Explore Real Clinical Cases

Explore real cases with stories and pictures

Explore Our On-Line Learning Content

Enhance your knowledge of tumors and their management

Post - Paget’s Sarcoma


Paget's sarcoma is a secondary sarcoma that occurs in patients with long-standing Paget's disease. The incidence is declining due to improved treatment of Paget's disease.

Most patients are older than 60.
This tumor occurs in patients with known Paget's disease who have experienced a fracture or a new painful swelling in an involved bone.
On x-ray, an aggressive destructive lesion in a bone that is already involved with Paget's disease is seen. A pathological fracture may be the first sign of this process.
The prognosis is generally poor. This is a very aggressive sarcoma it is difficult to treat. Wide surgical removal and chemotherapy are used as much as possible.
Complete Information on this Tumor
Introduction and Definition: 

Paget's disease of bone is characterized by an excessive and abnormal remodeling of bone. Paget's sarcoma is a rare form of secondary osteosarcoma (or secondary sarcoma) that occurs in a small number of patients with long-standing Paget's disease. Recent data show that the incidence has been declining, possibly due to improved treatment strategies for Paget's disease. It is now expected that less than 1% of patients with Paget's disease will develop Paget's sarcoma.

As treatment of Paget's disease evolves, the presentation of Paget's sarcoma has changed, patient presenting at an older age, with monostotic Paget's disease, and lower serum alkaline phosphatase levels. Despite these changes, prognosis remains poor.

Incidence and Demographics: 
Most patients are 55-80 years old. The most common sites of malignant transformation are the femur, pelvis, humerus and craniofacial bones in that order. Paget's sarcoma has a very poor prognosis, with 8-10% survival at 5 years and a mean survival of one year.
Symptoms and Presentation: 

Paget's sarcoma usually presents as a new, progressive pain in a patient with long standing Paget's disease. Other symptoms can include soft tissue swelling or pathological fractures. The serum alkaline phosphatase which is elevated with Paget's disease may rise further with onset of sarcoma.
Patients often complain of pain before the tumor can be easily seen on a plain radiography and the diagnosis can often be delayed. Eventually, cortical destruction and an ill defined tumor mass extending into the soft tissue with a background of Paget's disease become apparent. If one Paget's
sarcoma is found, the entire body should be surveyed as the tumor often arises in more than one site.
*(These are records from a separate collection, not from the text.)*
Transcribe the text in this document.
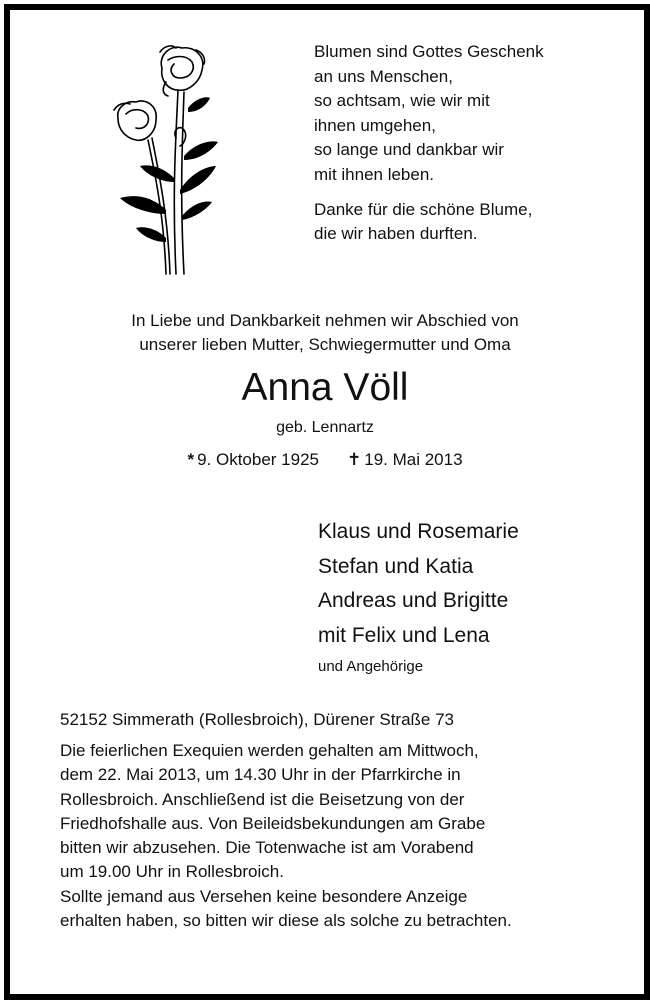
Blumen sind Gottes Geschenk
an uns Menschen,
so achtsam, wie wir mit
ihnen umgehen,
so lange und dankbar wir
mit ihnen leben.
Danke für die schöne Blume,
die wir haben durften.
In Liebe und Dankbarkeit nehmen wir Abschied von
unserer lieben Mutter, Schwiegermutter und Oma
Anna Völl
geb. Lennartz
* 9. Oktober 1925 ✝ 19. Mai 2013
Klaus und Rosemarie
Stefan und Katia
Andreas und Brigitte
mit Felix und Lena
und Angehörige
52152 Simmerath (Rollesbroich), Dürener Straße 73
Die feierlichen Exequien werden gehalten am Mittwoch,
dem 22. Mai 2013, um 14.30 Uhr in der Pfarrkirche in
Rollesbroich. Anschließend ist die Beisetzung von der
Friedhofshalle aus. Von Beileidsbekundungen am Grabe
bitten wir abzusehen. Die Totenwache ist am Vorabend
um 19.00 Uhr in Rollesbroich.
Sollte jemand aus Versehen keine besondere Anzeige
erhalten haben, so bitten wir diese als solche zu betrachten.
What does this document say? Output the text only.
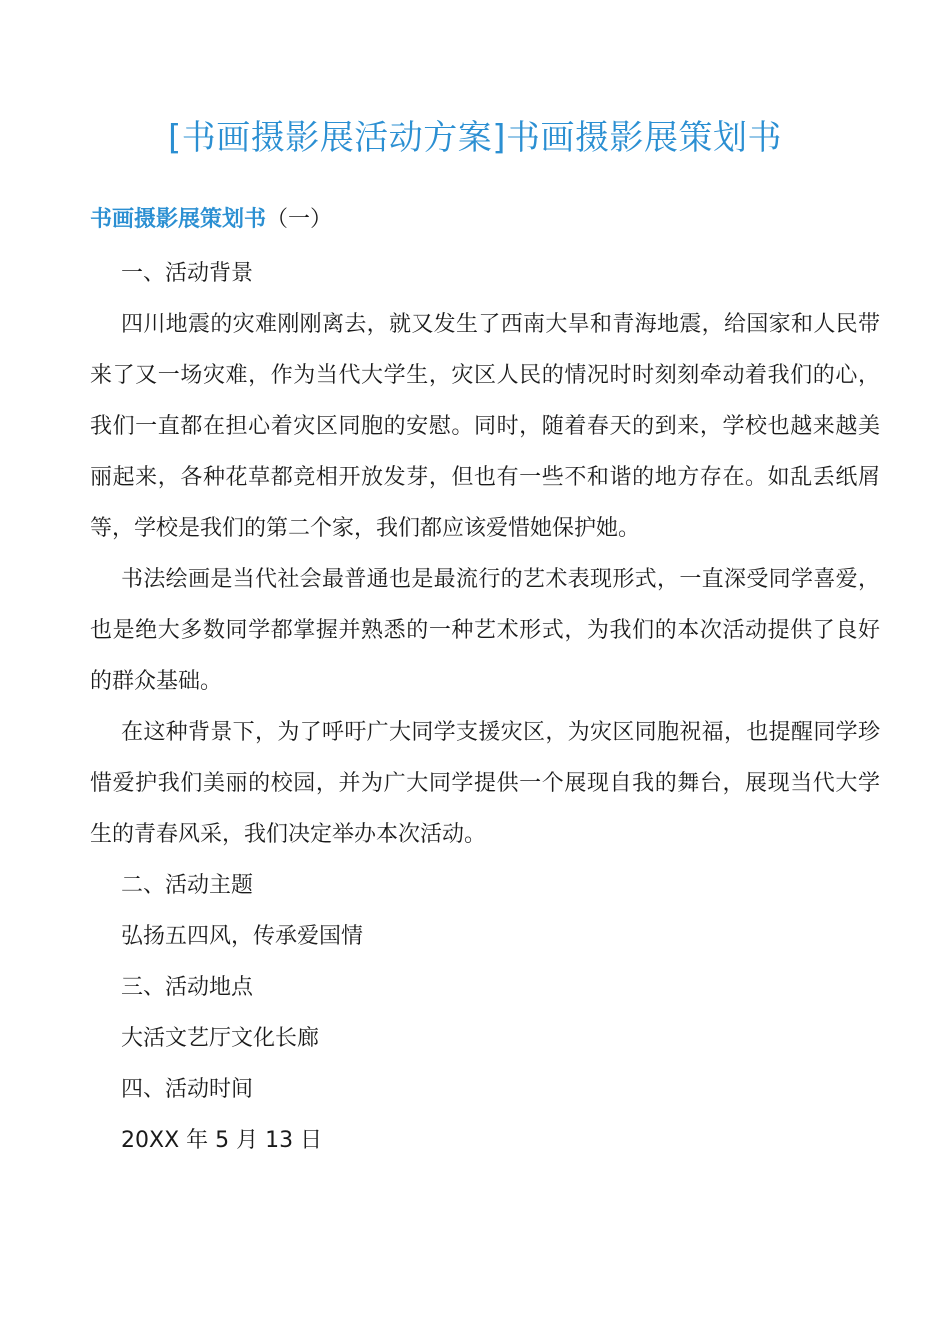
[书画摄影展活动方案]书画摄影展策划书
书画摄影展策划书（一）

一、活动背景

四川地震的灾难刚刚离去，就又发生了西南大旱和青海地震，给国家和人民带来了又一场灾难，作为当代大学生，灾区人民的情况时时刻刻牵动着我们的心，我们一直都在担心着灾区同胞的安慰。同时，随着春天的到来，学校也越来越美丽起来，各种花草都竞相开放发芽，但也有一些不和谐的地方存在。如乱丢纸屑等，学校是我们的第二个家，我们都应该爱惜她保护她。

书法绘画是当代社会最普通也是最流行的艺术表现形式，一直深受同学喜爱，也是绝大多数同学都掌握并熟悉的一种艺术形式，为我们的本次活动提供了良好的群众基础。

在这种背景下，为了呼吁广大同学支援灾区，为灾区同胞祝福，也提醒同学珍惜爱护我们美丽的校园，并为广大同学提供一个展现自我的舞台，展现当代大学生的青春风采，我们决定举办本次活动。

二、活动主题

弘扬五四风，传承爱国情

三、活动地点

大活文艺厅文化长廊

四、活动时间

20XX 年 5 月 13 日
X-Ray Appearance and Advanced Imaging Findings: 
The x-ray appearance shows characteristic findings of Paget's disease, with a new area of aggressive lytic destruction of the bone, which may also demonstrate a soft tissue mass. There is cortical destruction, an ill-defined, permeative lesion that extends into the soft tissue and destroys the surrounding pagetoid bone. Pathological fracture through pagetoid bone may signal the onset of Paget's sarcoma.
Differential Diagnosis: 
pathological fracture, metastatic adenocarcinoma
Histopathology findings: 
The exact pathology of lesions arising from Paget's disease need to be confirmed by biopsy. The tumor cells of Paget's sarcoma are derived from osteoblasts, have large, pleomorphic nuclei, are poorly differentiated and produce osteoid. The tumor can have different appearances depending on the matrix produced: bone (osteoblastic), fibrous (fibroblastic), cartilage (chondroblastic) or blood vessels (telangiectatic). Periosteal and juxtacortical sarcomas do not arise from Paget's disease.
Treatment Options for this Tumor: 
Treatment for Paget's sarcoma depends on the tumor stage and the general status of the patient, and can vary from wide resection and chemotherapy to palliative radiation for pain control.
Preferred Margin for this Tumor: 
Outcomes of Treatment and Prognosis: 
Paget's sarcoma has a very poor prognosis, with 8-10% survival at 5 years and a mean survival of one year'. Factors contributing to mortality include the aggressive and high grade anaplastic tumors, the poor health of the age group in which it occurs, surgically inaccessible tumor sites, and the increased vascularity of the bone that occurs with Paget's disease which predisposes to hematological metastatses (especially to the lungs). Other tumors that occur in Paget's disease include malignant fibrous hystiocytomas andchondrosarcomas.